本やら音楽やらの、レビューっぽいこと+病気のこともちょっと。

間違う権利と、訂正する勇気

f:id:twostars0316:20180123105517j:plain

 

こんにちは。零細ブロガー、すずきです。

先日読み終えた本について、もう少し考えを深めておきたいと思って、ブログにしておこうと思いました。

 

質問する,問い返す――主体的に学ぶということ (岩波ジュニア新書)

質問する,問い返す――主体的に学ぶということ (岩波ジュニア新書)

 

 

著者の名古屋さんは、通信社で記者をされている方で、教育の現場にはお詳しいようです。これについて、ぼくは「読書メーター」に、こう書いておきました。

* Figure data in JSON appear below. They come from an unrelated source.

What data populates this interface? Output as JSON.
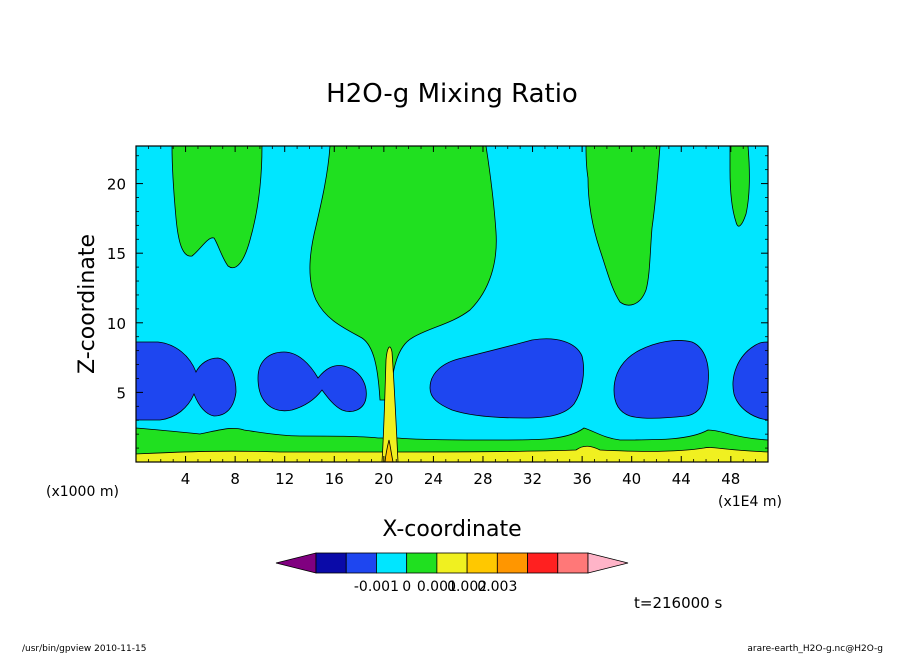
{
  "chart_data": {
    "type": "contour",
    "title": "H2O-g Mixing Ratio",
    "xlabel": "X-coordinate",
    "ylabel": "Z-coordinate",
    "x_unit_label": "(x1E4 m)",
    "y_unit_label": "(x1000 m)",
    "x_ticks": [
      "4",
      "8",
      "12",
      "16",
      "20",
      "24",
      "28",
      "32",
      "36",
      "40",
      "44",
      "48"
    ],
    "x_tick_values": [
      4,
      8,
      12,
      16,
      20,
      24,
      28,
      32,
      36,
      40,
      44,
      48
    ],
    "y_ticks": [
      "5",
      "10",
      "15",
      "20"
    ],
    "y_tick_values": [
      5,
      10,
      15,
      20
    ],
    "xlim": [
      0,
      51
    ],
    "ylim": [
      0,
      22.7
    ],
    "colorbar": {
      "colors": [
        "#800080",
        "#0a0aa8",
        "#1e46f0",
        "#00e6ff",
        "#20e020",
        "#f0f020",
        "#ffc800",
        "#ff9600",
        "#ff2020",
        "#ff7878",
        "#ffb4c8"
      ],
      "labels": [
        "-0.001",
        "0",
        "0.001",
        "0.002",
        "0.003"
      ],
      "label_positions": [
        2,
        3,
        4,
        5,
        6
      ]
    },
    "time_label": "t=216000 s"
  },
  "footer": {
    "left": "/usr/bin/gpview  2010-11-15",
    "right": "arare-earth_H2O-g.nc@H2O-g"
  }
}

意図することなく、3冊(『下流志向』、『みかづき』、本書)続けて教育に関する本を読んだ。この本は、主として子どもを「学ぶ主体」として確立を目指す取り組みについて取材されたものである。特定の科目についての新しい「学習法」や「教授法」を伝えようとするものではない。最後の章で「ぶれない人は格好いいか」と問いかけられている。これについて私は、人には「間違う権利」があるのと同時に、「誤りを訂正する権利(と勇気)」とを持ち合わせているのではないかと思っている。その往還ないし相互作用の中から、「自ら学ぶ主体」が立ち上がってくるのだと考える。

この本で取り上げられる年代は中学生から中学生と様々です。ですので、この本全体を、「一般論」的に教育法という視点で論ずることはぼくにはできそうもありません。

ただし、引用部分で書いている、「間違う権利」と「訂正する勇気」については、もう少し説明を加えさせていただければと思います。

人の意見は、しばしば「対立」します。この対立を、ある決定に結びつける方法が歴史の中で模索されてきたと言えましょう。「多数決」という決定方法もその1つです。

「ただし」。

この多数決というものは、いとも簡単に「多数の専横」、そしてしばしば「声の大きな者の専横」を招き入れてしまうという弱点があります。そこで先人は、「多数者による決定が誤っていたのなら、少数派の意見を採用する」というアイディアも付記しておいたはずなのです(出典が出せずに恥ずかしいです)。

誤っていたと気がついたのなら、それを堂々と認め、訂正する勇気を持つ。

集団における決定については、こうした考え方も重要なのではないでしょうか。

それでは、その「個々の」決定主体における「間違う権利」と「訂正する勇気」とは、どう考えればいいのでしょうか。

それについては、もう少しお時間をいただいた上で、記してみたいと思います。